To validate this observation, we sought to assess the cell compositions from large cohorts with tumorous and normal lung bulk RNA-seq, including TCGA (n = 1116), WCH RNA-seq (n = 49), East Asians group (n = 260), CHOICE (n = 490), and GTEx (n = 427) (Supplementary Table 3). Since the bulk samples consisted of a heterogeneous mixture of various cell types, we developed a deconvolution workflow inferCC (infer cellular composition based on scRNA-seq expression signatures) to evaluate the relative fractions of diverse cell types (Fig. 3b, see “Methods”). We found that the cell compositions were highly consistent despite different sources of bulk RNA-seq in LUAD, LUSC, and normal lung (Pearson correlation r > 0.8, Fig. 3c). Indeed, the cell composition could distinguish the LUAD and LUSC in WCH (Fig. 3d), TCGA (Fig. 3e), and CHOICE (Supplementary Fig. 2b), and the LUAD and adjacent tissue in an East Asian cohort (Supplementary Fig. 2c). We next confirmed the reliability by the area under the curve (AUC) analysis of our deconvolution method. Based on these cell compositions, we were able to correctly classify the lung cancer subtypes with high accuracy using a support vector machine (SVM) (Fig. 3f, AUC = 0.89, SD = 0.01), suggesting the cellular compositions deconvoluted by inferCC could be used to classify the lung cancer patients. Taken together, our analyses revealed that LUAD and LUSC harbored distinct cellular compositions, which played important roles in forming their heterogeneity.
To prioritize the cell types most responsive to biological perturbations in our scRNA-seq data, we performed Augur23 among LUAD, LUSC tumor tissues, and corresponding adjacent samples. Notably, the non-immune cells showed higher rankings (using AUC as proxy) than immune cells when comparing LUAD to LUSC. We further identified that basal is one of the main sources of heterogeneity between LUAD and LUSC, whereas fibroblast and NE are the key cell types that distinguish two tumor subtypes from their adjacent tissues, indicating that these cell types are of importance in NSCLC (Fig. 3g). Next, we sought to identify subgroups of LUAD and LUSC based on their cellular compositions. In LUAD, we identified four groups: AT2-high, Fib-high, AT1-high, and NE-high (Fig. 3h) in our scRNA-seq. These four subtypes were further confirmed using the TCGA cohort (Fig. 3i). Notably, the patients classified as Fib-high were related to poor prognosis in LUAD in TCGA (P = 0.016, log-rank test, Fig. 3l), while other groups were not related to the survival (Supplementary Fig. 2d–f). In LUSC, we discovered four main groups: basal-high, fib-high, AT2-high, and NE-high (Fig. 3j) in our scRNA-seq, which were validated using the TCGA cohort (Fig. 3k). Importantly, we found that the AT2-high (P = 0.0043, log-rank test, Fig. 3m), basal-high (P = 0.0038, log-rank test, Supplementary Fig. 2g) and low compositions of basal-fib (P = 0.027, log-rank test, Supplementary Fig. 2h), could contribute to poor survival of LUSC, whereas the Fib-high (Supplementary Fig. 2i) and hybrid (Supplementary Fig. 2j) was not related to the survival. Therefore, we developed a deconvolution method that could be applied to patient classification for bulk RNA-seq, and our results indicated that specific cellular compositions may have important potential values in predicting the prognosis of lung cancer.
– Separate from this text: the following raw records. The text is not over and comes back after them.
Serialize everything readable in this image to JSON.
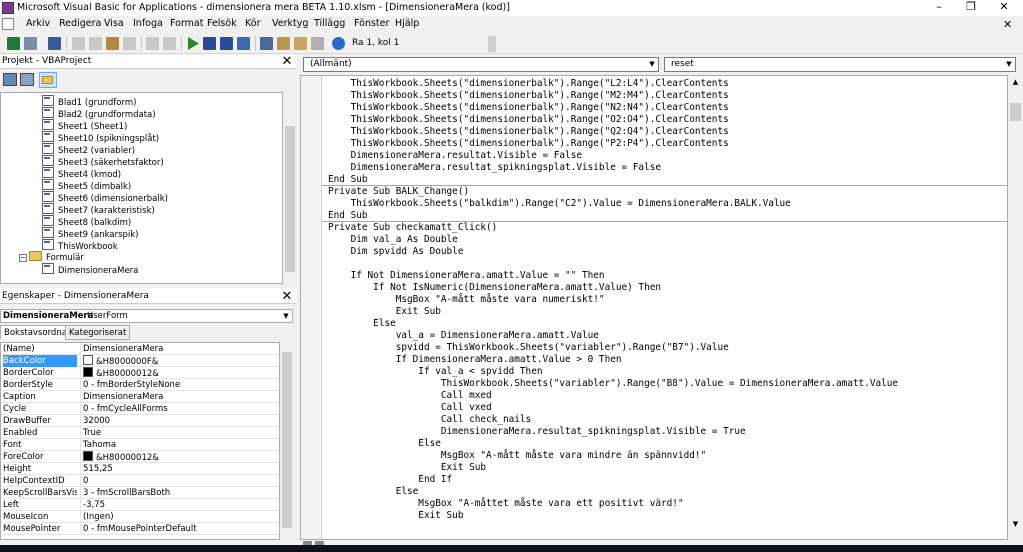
{
  "window": {
    "title": "Microsoft Visual Basic for Applications - dimensionera mera BETA 1.10.xlsm - [DimensioneraMera (kod)]",
    "minimize_glyph": "–",
    "restore_glyph": "❐",
    "close_glyph": "✕"
  },
  "menu": [
    "Arkiv",
    "Redigera",
    "Visa",
    "Infoga",
    "Format",
    "Felsök",
    "Kör",
    "Verktyg",
    "Tillägg",
    "Fönster",
    "Hjälp"
  ],
  "menu_close_glyph": "✕",
  "toolbar": {
    "cursor_position": "Ra 1, kol 1"
  },
  "project": {
    "title": "Projekt - VBAProject",
    "items": [
      "Blad1 (grundform)",
      "Blad2 (grundformdata)",
      "Sheet1 (Sheet1)",
      "Sheet10 (spikningsplåt)",
      "Sheet2 (variabler)",
      "Sheet3 (säkerhetsfaktor)",
      "Sheet4 (kmod)",
      "Sheet5 (dimbalk)",
      "Sheet6 (dimensionerbalk)",
      "Sheet7 (karakteristisk)",
      "Sheet8 (balkdim)",
      "Sheet9 (ankarspik)",
      "ThisWorkbook"
    ],
    "folder": "Formulär",
    "form": "DimensioneraMera"
  },
  "properties": {
    "title": "Egenskaper - DimensioneraMera",
    "object_name": "DimensioneraMera",
    "object_type": "UserForm",
    "tabs": [
      "Bokstavsordnat",
      "Kategoriserat"
    ],
    "rows": [
      {
        "name": "(Name)",
        "value": "DimensioneraMera"
      },
      {
        "name": "BackColor",
        "value": "&H8000000F&",
        "swatch": "#ffffff"
      },
      {
        "name": "BorderColor",
        "value": "&H80000012&",
        "swatch": "#000000"
      },
      {
        "name": "BorderStyle",
        "value": "0 - fmBorderStyleNone"
      },
      {
        "name": "Caption",
        "value": "DimensioneraMera"
      },
      {
        "name": "Cycle",
        "value": "0 - fmCycleAllForms"
      },
      {
        "name": "DrawBuffer",
        "value": "32000"
      },
      {
        "name": "Enabled",
        "value": "True"
      },
      {
        "name": "Font",
        "value": "Tahoma"
      },
      {
        "name": "ForeColor",
        "value": "&H80000012&",
        "swatch": "#000000"
      },
      {
        "name": "Height",
        "value": "515,25"
      },
      {
        "name": "HelpContextID",
        "value": "0"
      },
      {
        "name": "KeepScrollBarsVisible",
        "value": "3 - fmScrollBarsBoth"
      },
      {
        "name": "Left",
        "value": "-3,75"
      },
      {
        "name": "MouseIcon",
        "value": "(Ingen)"
      },
      {
        "name": "MousePointer",
        "value": "0 - fmMousePointerDefault"
      }
    ]
  },
  "code": {
    "object_combo": "(Allmänt)",
    "procedure_combo": "reset",
    "lines": [
      "    ThisWorkbook.Sheets(\"dimensionerbalk\").Range(\"L2:L4\").ClearContents",
      "    ThisWorkbook.Sheets(\"dimensionerbalk\").Range(\"M2:M4\").ClearContents",
      "    ThisWorkbook.Sheets(\"dimensionerbalk\").Range(\"N2:N4\").ClearContents",
      "    ThisWorkbook.Sheets(\"dimensionerbalk\").Range(\"O2:O4\").ClearContents",
      "    ThisWorkbook.Sheets(\"dimensionerbalk\").Range(\"Q2:Q4\").ClearContents",
      "    ThisWorkbook.Sheets(\"dimensionerbalk\").Range(\"P2:P4\").ClearContents",
      "    DimensioneraMera.resultat.Visible = False",
      "    DimensioneraMera.resultat_spikningsplat.Visible = False",
      "End Sub",
      "Private Sub BALK_Change()",
      "    ThisWorkbook.Sheets(\"balkdim\").Range(\"C2\").Value = DimensioneraMera.BALK.Value",
      "End Sub",
      "Private Sub checkamatt_Click()",
      "    Dim val_a As Double",
      "    Dim spvidd As Double",
      "",
      "    If Not DimensioneraMera.amatt.Value = \"\" Then",
      "        If Not IsNumeric(DimensioneraMera.amatt.Value) Then",
      "            MsgBox \"A-mått måste vara numeriskt!\"",
      "            Exit Sub",
      "        Else",
      "            val_a = DimensioneraMera.amatt.Value",
      "            spvidd = ThisWorkbook.Sheets(\"variabler\").Range(\"B7\").Value",
      "            If DimensioneraMera.amatt.Value > 0 Then",
      "                If val_a < spvidd Then",
      "                    ThisWorkbook.Sheets(\"variabler\").Range(\"B8\").Value = DimensioneraMera.amatt.Value",
      "                    Call mxed",
      "                    Call vxed",
      "                    Call check_nails",
      "                    DimensioneraMera.resultat_spikningsplat.Visible = True",
      "                Else",
      "                    MsgBox \"A-mått måste vara mindre än spännvidd!\"",
      "                    Exit Sub",
      "                End If",
      "            Else",
      "                MsgBox \"A-måttet måste vara ett positivt värd!\"",
      "                Exit Sub"
    ]
  }
}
Modified cell–cell interactions of LUAD and LUSC
Altered intercellular interaction plays an important role in tumor progression. To elucidate the redistribution of each kind of ligand–receptor interactions in two subtypes of NSCLC, we performed cell–cell interaction (CCI) analysis and calculated the numbers of receptor–ligand parings in each cell type based on the CellPhoneDB.24 The intercellular interactions of non-immune cell types including AT2 and Fib cells were shifted between LUAD and LUSC (Fig. 4a). In contrast, cellular interactions of immune cells showed no obvious variation between two subtypes. Our results highlighted the difference of cell–cell interactions between immune and non-immune cells, and two subtypes of NSCLC.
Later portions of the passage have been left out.